One Day International series
- Results: India won the 3-match series 2–1
- Most runs: Smriti Mandhana (105) / Brooke Halliday (133)
- Most wickets: Radha Yadav (7) / Jess Kerr (5)
- Player of the series: Deepti Sharma (Ind)

= New Zealand women's cricket team in India in 2024–25 =

International cricket tour

The New Zealand women's cricket team toured India in October 2024 to play three One Day International (ODI) matches against India women's cricket team. The series formed part of the 2022–2025 ICC Women's Championship. The series was run alongside the men's Test series between India and New Zealand. All the matches were played at the Narendra Modi Stadium in Ahmedabad. In October 2024, the Board of Control for Cricket in India (BCCI) confirmed the fixtures for the tour.

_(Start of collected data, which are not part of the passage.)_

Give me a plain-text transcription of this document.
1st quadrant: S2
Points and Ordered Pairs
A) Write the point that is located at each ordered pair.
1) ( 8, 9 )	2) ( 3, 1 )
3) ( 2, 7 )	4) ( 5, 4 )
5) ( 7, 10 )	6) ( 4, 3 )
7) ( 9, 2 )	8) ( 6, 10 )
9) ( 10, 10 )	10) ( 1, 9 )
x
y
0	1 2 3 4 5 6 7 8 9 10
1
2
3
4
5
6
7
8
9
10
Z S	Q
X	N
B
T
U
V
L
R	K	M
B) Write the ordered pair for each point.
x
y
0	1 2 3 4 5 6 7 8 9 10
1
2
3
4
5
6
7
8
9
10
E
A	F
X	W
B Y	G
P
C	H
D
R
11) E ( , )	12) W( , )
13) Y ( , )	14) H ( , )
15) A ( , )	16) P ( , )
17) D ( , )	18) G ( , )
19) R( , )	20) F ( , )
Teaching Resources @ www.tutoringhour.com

India won the first ODI by 59 runs, with the debutant Tejal Hasabnis scoring 42 runs, Saima Thakor picked two wickets and Deepti Sharma's all round performance. The tourists won the second ODI by 76 runs and level the series, with Sophie Devine's all round performance (scoring 79 and taking 3 wickets) and India lost the game despite Radha Yadav taking four wickets and scoring a career best 48 runs. The hosts won the third and final ODI by 6 wickets, with Smriti Mandhana scoring her 8th ODI century and won the series 2–1.

==Background==
Originally, the series was scheduled to take place in 2023 with three ODIs and three T20Is. However, it was postponed due to the 2023 Cricket World Cup in India and Indian women team's packed schedule, which included series against England and Australia. A T20I series was also originally part of the Future Tours Programme but it was rescheduled to only a three-ODI series.

==Squads==

| India | New Zealand |
|---|---|
| Harmanpreet Kaur (c); Smriti Mandhana (vc); Yastika Bhatia (wk); Uma Chetry (wk); Tejal Hasabnis; Dayalan Hemalatha; Priya Mishra; Shreyanka Patil; Arundhati Reddy; Jemimah Rodrigues; Sayali Satghare; Deepti Sharma; Saima Thakor; Renuka Singh Thakur; Shafali Verma; Radha Yadav; | Sophie Devine (c); Suzie Bates; Eden Carson; Lauren Down; Izzy Gaze (wk); Maddy Green; Brooke Halliday; Polly Inglis (wk); Fran Jonas; Amelia Kerr; Jess Kerr; Molly Penfold; Georgia Plimmer; Hannah Rowe; Lea Tahuhu; |

On 26 October, Amelia Kerr was ruled out of the rest of the series after tearing her left quadricep muscle.